Return on assets = EBIT/Assets
Return on equity = Net income/Equity
Stock market performance
Dividend yield = Cash dividends/Market price per share
Annual common stock return = (Pricet – Pricet–1 + Divt)/Pricet–1
M/B ratio = (Market price/share)/(Book value per share)
DuPont Analysis
ROE = Profit margin × Asset turnover × Leverage

In the chapter on financial statements I pointed out that the value of a firm is the present value of free cash
flows up till infinity since the firm is a going concern. The value of the company increases if cash flow in-
creases or discount rate decreases. Each of the free cash flow components is driven by a set of financial variables.
Mapping variables on to the free cash flow component helps us understand how a company can increase value.


Component Driver


NOPAT + Depreciation Sales growth
Gross profit margin
Growth in pre-tax income
Expenses
Tax rate


Capital expenditure Asset turnover
Growth in assets


∆ Net working capital Days’ inventory
Days’ receivable
Days’ payable


The weighted average cost of capital, the discount rate, itself is a function of leverage, growth in debt and
the cost of debt. The cost of debt depends on credit rating, which in turn depends on, among other things,
interest coverage. Increasing sales growth, profit margin, pre-tax income and decreasing expenses increases
NOPAT. The effective tax rate is usually not influenced by the company. A company can, however, reduce
taxes by careful planning. Likewise increasing payables and decreasing inventory/receivables improves the
working capital position and hence cash flow position.
Capital expenditure largely depends on asset turnover and the requirements of the industry to stay
competitive.
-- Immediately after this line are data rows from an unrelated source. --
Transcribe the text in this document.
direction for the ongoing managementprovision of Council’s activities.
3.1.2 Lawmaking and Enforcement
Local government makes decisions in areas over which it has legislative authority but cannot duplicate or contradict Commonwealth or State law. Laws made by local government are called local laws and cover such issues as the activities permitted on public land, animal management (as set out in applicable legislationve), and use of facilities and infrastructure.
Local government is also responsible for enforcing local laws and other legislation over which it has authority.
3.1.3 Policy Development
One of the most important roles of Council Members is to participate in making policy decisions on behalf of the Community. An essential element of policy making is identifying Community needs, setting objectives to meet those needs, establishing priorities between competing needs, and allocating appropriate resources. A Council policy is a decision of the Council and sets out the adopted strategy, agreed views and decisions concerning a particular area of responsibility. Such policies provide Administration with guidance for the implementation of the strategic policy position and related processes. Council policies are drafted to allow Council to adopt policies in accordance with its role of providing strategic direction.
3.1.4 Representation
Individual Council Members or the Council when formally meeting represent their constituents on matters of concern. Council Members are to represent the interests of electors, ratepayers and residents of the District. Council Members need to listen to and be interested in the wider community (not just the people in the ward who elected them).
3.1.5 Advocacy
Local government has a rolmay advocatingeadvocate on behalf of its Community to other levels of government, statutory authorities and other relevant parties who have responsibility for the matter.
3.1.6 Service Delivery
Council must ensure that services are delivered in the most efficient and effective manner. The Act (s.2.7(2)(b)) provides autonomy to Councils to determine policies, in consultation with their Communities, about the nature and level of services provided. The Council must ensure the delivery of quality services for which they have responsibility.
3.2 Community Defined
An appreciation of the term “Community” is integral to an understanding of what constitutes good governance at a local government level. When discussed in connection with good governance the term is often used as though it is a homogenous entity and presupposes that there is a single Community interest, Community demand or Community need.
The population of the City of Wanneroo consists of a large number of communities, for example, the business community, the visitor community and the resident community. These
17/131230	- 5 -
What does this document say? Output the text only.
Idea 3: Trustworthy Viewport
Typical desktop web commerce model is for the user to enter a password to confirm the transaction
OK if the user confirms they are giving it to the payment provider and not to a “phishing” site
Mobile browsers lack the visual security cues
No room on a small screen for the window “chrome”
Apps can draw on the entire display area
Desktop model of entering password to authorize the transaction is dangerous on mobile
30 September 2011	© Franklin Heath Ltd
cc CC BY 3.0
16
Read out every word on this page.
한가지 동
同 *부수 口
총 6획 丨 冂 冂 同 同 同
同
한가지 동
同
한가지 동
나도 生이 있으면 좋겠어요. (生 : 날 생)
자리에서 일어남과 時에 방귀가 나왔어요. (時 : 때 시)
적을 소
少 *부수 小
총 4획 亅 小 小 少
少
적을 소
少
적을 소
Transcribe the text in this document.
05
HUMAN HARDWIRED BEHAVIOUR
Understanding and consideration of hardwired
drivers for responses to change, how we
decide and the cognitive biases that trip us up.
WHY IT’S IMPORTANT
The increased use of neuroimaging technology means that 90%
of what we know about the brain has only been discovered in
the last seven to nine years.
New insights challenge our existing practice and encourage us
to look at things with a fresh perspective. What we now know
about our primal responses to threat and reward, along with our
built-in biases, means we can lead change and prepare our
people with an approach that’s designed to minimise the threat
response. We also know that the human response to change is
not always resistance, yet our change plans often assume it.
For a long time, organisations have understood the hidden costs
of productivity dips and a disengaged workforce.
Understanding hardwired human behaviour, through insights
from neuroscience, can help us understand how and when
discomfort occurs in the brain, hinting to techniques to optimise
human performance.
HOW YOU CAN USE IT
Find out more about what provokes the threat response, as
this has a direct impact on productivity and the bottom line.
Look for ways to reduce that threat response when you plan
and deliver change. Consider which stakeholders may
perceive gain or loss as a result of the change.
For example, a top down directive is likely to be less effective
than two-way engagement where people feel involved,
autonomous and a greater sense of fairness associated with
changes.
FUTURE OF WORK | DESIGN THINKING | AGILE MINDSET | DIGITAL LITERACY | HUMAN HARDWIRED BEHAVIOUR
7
A company with higher asset turn can generate a certain level of sales for lower investment.
Obviously this is a desirable situation. Increasing asset turnover leads to lower capital expenditure, a higher
cash flow and hence firm value. To start with let’s evaluate each company in terms of growth in total assets,
long-term debt, stockholders equity, sales, operating profit, and pre tax income. The growth rates (percent)
are given here:


Glaxo Ranbaxy Cipla Sun DRL

Variable 2001 2000 2001 2000 2001 2000 2001 2000 2001 2000


(Net) Sales growth in percent 18.3 6 23.55 6.92 39.2 18 13.67 32.6 110.3 15
Total assets 30.93 11.36 4.63 5.81 31.64 23.57 21.82 8.23 58.09 16.77
Debt (long term) –45 4.9 –45 196 –7 N.A. –75.8 N.A. 317 N.A.
Equity (net worth) 42 9.4 –1 3.3 26 N.A. 27 N.A. 20.3 N.A.
PBT 38 0 4.7 –7 35 N.A. 61 N.A. 163 N.A.
PAT 37 –8 –2 –6.8 31.5 N.A. 63 N.A. 140 N.A.